Frequently asked questions
- Can I use the New Entrant rate after my Graduate visa?
- Yes — switching from a Graduate visa to a Skilled Worker visa preserves your New Entrant eligibility. However, time spent on the Graduate visa counts towards the 4-year New Entrant cap. If you spent 2 years on Graduate, you have a maximum 2 years remaining on the New Entrant rate.
- What is the absolute minimum salary I can be paid as a New Entrant in 2026?
- £33,400 per year, or £17.13 per hour — whichever is higher when annualised against your contracted hours. The 30% discount is applied to the SOC going rate; if 70% of the going rate falls below £33,400, the floor wins.
- Can I combine the New Entrant rate with a STEM PhD discount?
- No. Discounts do not stack. If you qualify for both, you pick whichever single discount delivers the lower effective threshold for your SOC code. New Entrant (30%) almost always wins for SOC codes with going rates above £40,000.

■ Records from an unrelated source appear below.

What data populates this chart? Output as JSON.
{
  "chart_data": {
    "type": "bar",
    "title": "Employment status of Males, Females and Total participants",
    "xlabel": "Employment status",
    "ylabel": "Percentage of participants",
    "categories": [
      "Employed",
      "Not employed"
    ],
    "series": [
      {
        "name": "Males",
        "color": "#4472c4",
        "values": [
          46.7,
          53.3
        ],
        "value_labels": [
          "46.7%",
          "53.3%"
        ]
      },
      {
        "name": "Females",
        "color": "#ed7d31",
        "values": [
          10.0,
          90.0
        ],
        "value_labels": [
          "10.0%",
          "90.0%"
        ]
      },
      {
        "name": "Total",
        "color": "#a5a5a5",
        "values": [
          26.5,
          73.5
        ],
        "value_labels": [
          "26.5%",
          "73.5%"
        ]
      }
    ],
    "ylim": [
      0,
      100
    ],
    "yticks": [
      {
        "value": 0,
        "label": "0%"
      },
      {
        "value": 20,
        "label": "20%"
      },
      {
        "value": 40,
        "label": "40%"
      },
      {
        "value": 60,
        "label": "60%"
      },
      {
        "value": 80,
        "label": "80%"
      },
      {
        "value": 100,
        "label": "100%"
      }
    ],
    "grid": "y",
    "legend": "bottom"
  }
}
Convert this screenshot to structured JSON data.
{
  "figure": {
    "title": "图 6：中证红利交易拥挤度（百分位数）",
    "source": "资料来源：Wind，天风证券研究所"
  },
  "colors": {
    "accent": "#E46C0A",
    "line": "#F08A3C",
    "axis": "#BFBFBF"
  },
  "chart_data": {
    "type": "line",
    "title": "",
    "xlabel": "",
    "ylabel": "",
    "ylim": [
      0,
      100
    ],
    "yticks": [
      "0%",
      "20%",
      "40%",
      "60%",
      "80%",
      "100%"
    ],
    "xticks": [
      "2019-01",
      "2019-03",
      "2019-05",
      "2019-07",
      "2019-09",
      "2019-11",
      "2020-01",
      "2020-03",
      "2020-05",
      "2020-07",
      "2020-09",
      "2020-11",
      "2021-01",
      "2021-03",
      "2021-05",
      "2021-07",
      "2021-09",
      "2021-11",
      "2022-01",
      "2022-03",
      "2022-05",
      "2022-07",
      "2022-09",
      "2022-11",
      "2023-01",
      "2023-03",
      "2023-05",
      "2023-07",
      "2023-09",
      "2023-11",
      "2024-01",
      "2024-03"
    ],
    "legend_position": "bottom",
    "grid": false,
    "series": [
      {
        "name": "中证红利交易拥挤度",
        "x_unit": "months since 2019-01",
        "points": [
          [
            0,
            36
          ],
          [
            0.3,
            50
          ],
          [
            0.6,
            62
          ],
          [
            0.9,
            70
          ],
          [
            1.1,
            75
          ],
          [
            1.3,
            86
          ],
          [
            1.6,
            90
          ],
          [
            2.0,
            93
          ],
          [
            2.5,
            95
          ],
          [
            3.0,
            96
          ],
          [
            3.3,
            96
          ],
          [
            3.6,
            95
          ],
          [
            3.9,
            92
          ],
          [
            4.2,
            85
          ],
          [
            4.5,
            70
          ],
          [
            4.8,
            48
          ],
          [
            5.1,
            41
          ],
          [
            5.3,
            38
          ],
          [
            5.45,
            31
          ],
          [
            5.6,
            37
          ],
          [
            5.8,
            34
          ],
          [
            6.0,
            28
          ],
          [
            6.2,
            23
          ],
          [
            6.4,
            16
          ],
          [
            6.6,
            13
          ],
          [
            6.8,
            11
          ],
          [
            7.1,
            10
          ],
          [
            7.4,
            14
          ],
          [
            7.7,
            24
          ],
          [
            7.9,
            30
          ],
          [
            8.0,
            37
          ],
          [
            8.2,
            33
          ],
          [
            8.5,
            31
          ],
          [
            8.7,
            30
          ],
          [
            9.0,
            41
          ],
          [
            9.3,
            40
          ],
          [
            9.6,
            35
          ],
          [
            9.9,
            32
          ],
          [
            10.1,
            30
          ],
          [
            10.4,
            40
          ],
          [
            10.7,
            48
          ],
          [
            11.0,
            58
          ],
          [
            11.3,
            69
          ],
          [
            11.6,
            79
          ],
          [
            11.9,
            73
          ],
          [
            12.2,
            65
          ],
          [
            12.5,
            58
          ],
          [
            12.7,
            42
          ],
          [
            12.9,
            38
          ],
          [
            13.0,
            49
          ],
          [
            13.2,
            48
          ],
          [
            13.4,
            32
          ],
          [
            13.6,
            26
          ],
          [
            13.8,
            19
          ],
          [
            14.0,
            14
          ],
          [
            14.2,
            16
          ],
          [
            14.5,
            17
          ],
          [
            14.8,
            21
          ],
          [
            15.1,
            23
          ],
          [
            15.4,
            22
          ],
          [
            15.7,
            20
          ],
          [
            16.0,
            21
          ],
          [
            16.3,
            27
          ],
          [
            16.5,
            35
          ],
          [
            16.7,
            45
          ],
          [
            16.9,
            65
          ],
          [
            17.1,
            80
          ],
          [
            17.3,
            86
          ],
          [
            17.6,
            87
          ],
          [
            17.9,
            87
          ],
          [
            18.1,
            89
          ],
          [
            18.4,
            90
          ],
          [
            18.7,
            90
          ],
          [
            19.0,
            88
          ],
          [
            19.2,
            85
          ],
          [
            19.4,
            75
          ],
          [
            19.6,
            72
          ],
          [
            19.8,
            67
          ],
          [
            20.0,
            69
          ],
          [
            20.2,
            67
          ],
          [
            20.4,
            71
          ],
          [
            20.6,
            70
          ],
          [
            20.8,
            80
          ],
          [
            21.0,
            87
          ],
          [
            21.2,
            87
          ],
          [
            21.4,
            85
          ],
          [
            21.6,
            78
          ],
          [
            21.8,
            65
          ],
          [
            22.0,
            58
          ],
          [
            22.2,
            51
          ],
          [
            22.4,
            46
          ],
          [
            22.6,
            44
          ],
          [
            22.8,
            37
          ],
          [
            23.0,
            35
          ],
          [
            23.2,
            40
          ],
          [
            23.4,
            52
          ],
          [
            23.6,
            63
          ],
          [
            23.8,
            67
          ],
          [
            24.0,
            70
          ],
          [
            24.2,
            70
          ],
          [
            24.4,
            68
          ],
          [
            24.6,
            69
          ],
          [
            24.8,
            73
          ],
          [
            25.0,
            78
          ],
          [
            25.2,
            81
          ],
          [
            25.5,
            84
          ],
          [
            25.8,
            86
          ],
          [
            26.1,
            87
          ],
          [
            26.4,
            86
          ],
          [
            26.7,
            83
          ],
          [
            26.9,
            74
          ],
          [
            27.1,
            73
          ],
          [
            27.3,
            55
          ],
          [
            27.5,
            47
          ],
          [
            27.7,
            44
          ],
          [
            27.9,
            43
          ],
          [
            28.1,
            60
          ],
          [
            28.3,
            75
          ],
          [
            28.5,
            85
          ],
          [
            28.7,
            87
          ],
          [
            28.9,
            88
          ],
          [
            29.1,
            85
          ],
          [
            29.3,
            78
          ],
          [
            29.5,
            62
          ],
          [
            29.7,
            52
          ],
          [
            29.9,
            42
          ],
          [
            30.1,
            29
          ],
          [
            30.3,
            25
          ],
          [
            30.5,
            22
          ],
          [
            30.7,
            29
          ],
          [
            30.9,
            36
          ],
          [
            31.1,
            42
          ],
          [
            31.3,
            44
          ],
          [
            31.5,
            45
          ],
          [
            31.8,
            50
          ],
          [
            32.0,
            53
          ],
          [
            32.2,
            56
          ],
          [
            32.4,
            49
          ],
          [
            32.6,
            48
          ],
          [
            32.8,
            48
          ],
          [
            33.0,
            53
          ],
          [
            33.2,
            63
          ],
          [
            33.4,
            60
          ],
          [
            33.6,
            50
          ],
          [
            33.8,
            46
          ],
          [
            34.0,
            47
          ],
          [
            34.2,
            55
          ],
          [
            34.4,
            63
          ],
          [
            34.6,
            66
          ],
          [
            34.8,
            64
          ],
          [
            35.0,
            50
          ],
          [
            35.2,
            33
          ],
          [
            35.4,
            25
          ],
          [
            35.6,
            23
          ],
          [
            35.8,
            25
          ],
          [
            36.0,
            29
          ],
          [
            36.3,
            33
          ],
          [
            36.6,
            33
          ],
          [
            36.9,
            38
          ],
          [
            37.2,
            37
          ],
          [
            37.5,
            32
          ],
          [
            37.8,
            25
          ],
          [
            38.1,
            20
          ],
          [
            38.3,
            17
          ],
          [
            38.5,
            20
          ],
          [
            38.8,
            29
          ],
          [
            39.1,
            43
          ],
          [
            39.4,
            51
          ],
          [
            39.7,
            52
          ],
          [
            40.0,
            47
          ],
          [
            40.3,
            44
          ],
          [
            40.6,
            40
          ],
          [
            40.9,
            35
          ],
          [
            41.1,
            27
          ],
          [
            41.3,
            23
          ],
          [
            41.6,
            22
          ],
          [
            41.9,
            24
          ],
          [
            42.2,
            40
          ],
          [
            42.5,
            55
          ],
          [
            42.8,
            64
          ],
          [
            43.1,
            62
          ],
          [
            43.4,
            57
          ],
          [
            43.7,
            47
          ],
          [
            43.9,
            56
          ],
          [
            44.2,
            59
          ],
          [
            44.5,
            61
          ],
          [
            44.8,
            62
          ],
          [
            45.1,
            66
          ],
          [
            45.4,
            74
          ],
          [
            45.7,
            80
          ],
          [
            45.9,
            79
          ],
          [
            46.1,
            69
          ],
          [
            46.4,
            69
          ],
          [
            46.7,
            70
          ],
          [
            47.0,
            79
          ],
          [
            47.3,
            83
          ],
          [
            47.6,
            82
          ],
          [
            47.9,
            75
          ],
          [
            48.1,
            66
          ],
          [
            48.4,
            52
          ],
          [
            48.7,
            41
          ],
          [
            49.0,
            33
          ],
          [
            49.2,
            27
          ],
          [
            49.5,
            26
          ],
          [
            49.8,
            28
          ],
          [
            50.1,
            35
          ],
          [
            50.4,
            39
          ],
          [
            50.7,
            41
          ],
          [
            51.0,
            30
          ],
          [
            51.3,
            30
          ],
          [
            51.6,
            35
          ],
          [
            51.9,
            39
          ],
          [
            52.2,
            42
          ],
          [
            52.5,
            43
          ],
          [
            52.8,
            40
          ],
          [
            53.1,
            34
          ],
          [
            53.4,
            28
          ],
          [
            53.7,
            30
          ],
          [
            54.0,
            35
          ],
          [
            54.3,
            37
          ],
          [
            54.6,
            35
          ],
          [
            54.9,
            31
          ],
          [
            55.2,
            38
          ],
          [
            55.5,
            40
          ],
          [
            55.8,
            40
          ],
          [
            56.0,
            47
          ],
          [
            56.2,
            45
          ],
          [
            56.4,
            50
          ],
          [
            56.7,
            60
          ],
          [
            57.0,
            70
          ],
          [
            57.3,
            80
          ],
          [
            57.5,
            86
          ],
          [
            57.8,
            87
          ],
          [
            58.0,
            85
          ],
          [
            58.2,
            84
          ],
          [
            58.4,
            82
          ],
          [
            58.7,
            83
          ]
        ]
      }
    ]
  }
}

- Does the PhD discount apply to any PhD?
- The PhD must be relevant to the duties of the role. Generic 'relevant' PhDs get 10% off. STEM PhDs (broadly: maths, computer science, engineering, natural sciences, life sciences, quantitative subjects) relevant to the role get 20% off. A relevance link must be defensible if the Home Office requests evidence.
- What happens at the end of my four-year New Entrant period?
- Your sponsor must issue a new Certificate of Sponsorship at the standard threshold (£41,700 or the SOC going rate, whichever is higher) before your visa expires. If they cannot, you must either switch sponsor, switch visa route, or leave the UK.
- Will my New Entrant time count towards Indefinite Leave to Remain?
- Yes — all qualifying Skilled Worker time counts towards ILR. However, the salary on your final 12 months before ILR must meet the standard threshold (not the New Entrant rate). Plan your salary trajectory to lift to the standard rate at least 12 months before you intend to apply.